The last fizz of stellar fusion is a slideshow in a circus completely run by gravity. In the era of stars, life was kept interesting by a battle of competing forces—radiation released from the creation of elements versus gravity. By 100 trillion years after the big bang, gravity may have lost some battles but it has won the war and has nobody left to play with but itself. Gravity playing solitaire turns out to be pretty interesting.
Been reading Chris Impey's How It Ends: From You to the Universe. The "you" part is only sporadically interesting, but speculating on how the galaxy and the universe will fizzle out holds a certain fascination. Call it a catastrophe or just the natural order of things, it's kind of galvanizing. Of course this isn't something any of us expect to see in our lifetimes.
Somehow perfect musical accompaniment by Joan as Police Woman playing the Reader's Digest version of David Bowie's song suite, and Bowie with the original.
2 comments:
I can see how this one may have caught and held your attention but its premise that gravity rules the universe is one I'm not convinced about despite its common acceptance. We don't know that there was a big bang or that the universe isn't a constant - eternal, in other words. I like to believe it is and that it and our conscious presence are an evolving whole. Perhaps, as the Buddhists state, nothing exists outside of consciousness.
I did enjoy the david Bowie version, but you knew I would, didn't you?
btw: David Crosby was book shopping that day.

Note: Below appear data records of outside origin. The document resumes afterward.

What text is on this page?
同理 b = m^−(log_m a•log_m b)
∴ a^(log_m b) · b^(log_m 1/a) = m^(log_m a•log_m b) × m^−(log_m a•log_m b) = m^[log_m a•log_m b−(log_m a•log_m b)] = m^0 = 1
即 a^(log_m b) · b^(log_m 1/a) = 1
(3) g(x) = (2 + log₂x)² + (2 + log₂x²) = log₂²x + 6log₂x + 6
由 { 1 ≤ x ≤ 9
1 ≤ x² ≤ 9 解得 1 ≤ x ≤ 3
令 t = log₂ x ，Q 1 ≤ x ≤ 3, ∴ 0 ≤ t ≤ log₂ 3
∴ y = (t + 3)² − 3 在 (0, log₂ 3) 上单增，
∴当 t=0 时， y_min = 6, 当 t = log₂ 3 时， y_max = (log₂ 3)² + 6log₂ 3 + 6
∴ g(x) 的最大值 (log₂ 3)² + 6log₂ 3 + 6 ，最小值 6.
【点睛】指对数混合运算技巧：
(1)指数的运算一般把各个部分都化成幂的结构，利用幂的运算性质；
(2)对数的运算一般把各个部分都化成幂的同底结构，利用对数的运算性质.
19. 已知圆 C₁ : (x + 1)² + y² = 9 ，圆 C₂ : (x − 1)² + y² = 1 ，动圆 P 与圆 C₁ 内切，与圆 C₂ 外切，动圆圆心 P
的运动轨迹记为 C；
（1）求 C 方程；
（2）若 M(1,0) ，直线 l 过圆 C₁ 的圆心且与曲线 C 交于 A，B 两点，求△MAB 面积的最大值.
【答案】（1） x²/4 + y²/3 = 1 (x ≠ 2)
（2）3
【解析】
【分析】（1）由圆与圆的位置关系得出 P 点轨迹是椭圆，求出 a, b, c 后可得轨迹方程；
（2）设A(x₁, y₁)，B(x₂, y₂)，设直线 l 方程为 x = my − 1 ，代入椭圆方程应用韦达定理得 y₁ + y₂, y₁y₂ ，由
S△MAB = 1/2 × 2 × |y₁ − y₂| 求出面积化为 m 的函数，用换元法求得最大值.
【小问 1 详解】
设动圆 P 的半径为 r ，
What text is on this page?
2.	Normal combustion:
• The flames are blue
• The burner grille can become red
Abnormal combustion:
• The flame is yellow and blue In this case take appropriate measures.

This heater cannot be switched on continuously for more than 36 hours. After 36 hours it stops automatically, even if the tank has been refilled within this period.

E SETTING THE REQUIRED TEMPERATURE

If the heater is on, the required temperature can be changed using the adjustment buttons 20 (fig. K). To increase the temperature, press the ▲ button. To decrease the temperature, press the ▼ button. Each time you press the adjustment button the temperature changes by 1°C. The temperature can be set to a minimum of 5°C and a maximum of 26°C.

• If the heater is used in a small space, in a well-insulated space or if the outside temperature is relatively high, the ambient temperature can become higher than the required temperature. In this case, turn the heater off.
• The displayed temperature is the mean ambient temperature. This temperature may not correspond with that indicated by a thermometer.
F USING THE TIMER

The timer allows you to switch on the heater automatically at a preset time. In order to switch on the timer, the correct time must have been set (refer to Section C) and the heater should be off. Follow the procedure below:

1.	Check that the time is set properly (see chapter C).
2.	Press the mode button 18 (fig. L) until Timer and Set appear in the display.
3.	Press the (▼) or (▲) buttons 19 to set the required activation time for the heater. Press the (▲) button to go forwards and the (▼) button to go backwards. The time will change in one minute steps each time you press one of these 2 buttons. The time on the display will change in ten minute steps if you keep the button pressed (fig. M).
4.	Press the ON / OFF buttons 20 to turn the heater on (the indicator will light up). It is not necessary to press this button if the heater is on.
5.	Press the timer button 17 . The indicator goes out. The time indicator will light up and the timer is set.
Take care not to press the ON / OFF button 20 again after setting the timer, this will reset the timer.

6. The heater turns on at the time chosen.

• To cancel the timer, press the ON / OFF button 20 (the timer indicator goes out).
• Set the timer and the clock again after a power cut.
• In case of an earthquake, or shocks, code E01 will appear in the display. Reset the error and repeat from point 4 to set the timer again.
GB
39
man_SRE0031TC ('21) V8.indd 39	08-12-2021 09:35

Contemporary cosmology puts great emphasis on expansion and entropy. The redshift demonstrates that the universe is expanding in space, but there's a finite amount of matter, and when you factor in the energy being spent from the stars, there's effectively less stuff to this universe. Now am I convinced this is the ultimate truth? No, and this is something quite distant from our current lives anyway. But getting a handle on it in terms of "okay, what if it's like this" puts things in perspective.
That's David Bowie at his really weird and dark, and it's quite bewitching in those terms.
Crosby sightings are something else. He's a feisty old fellow.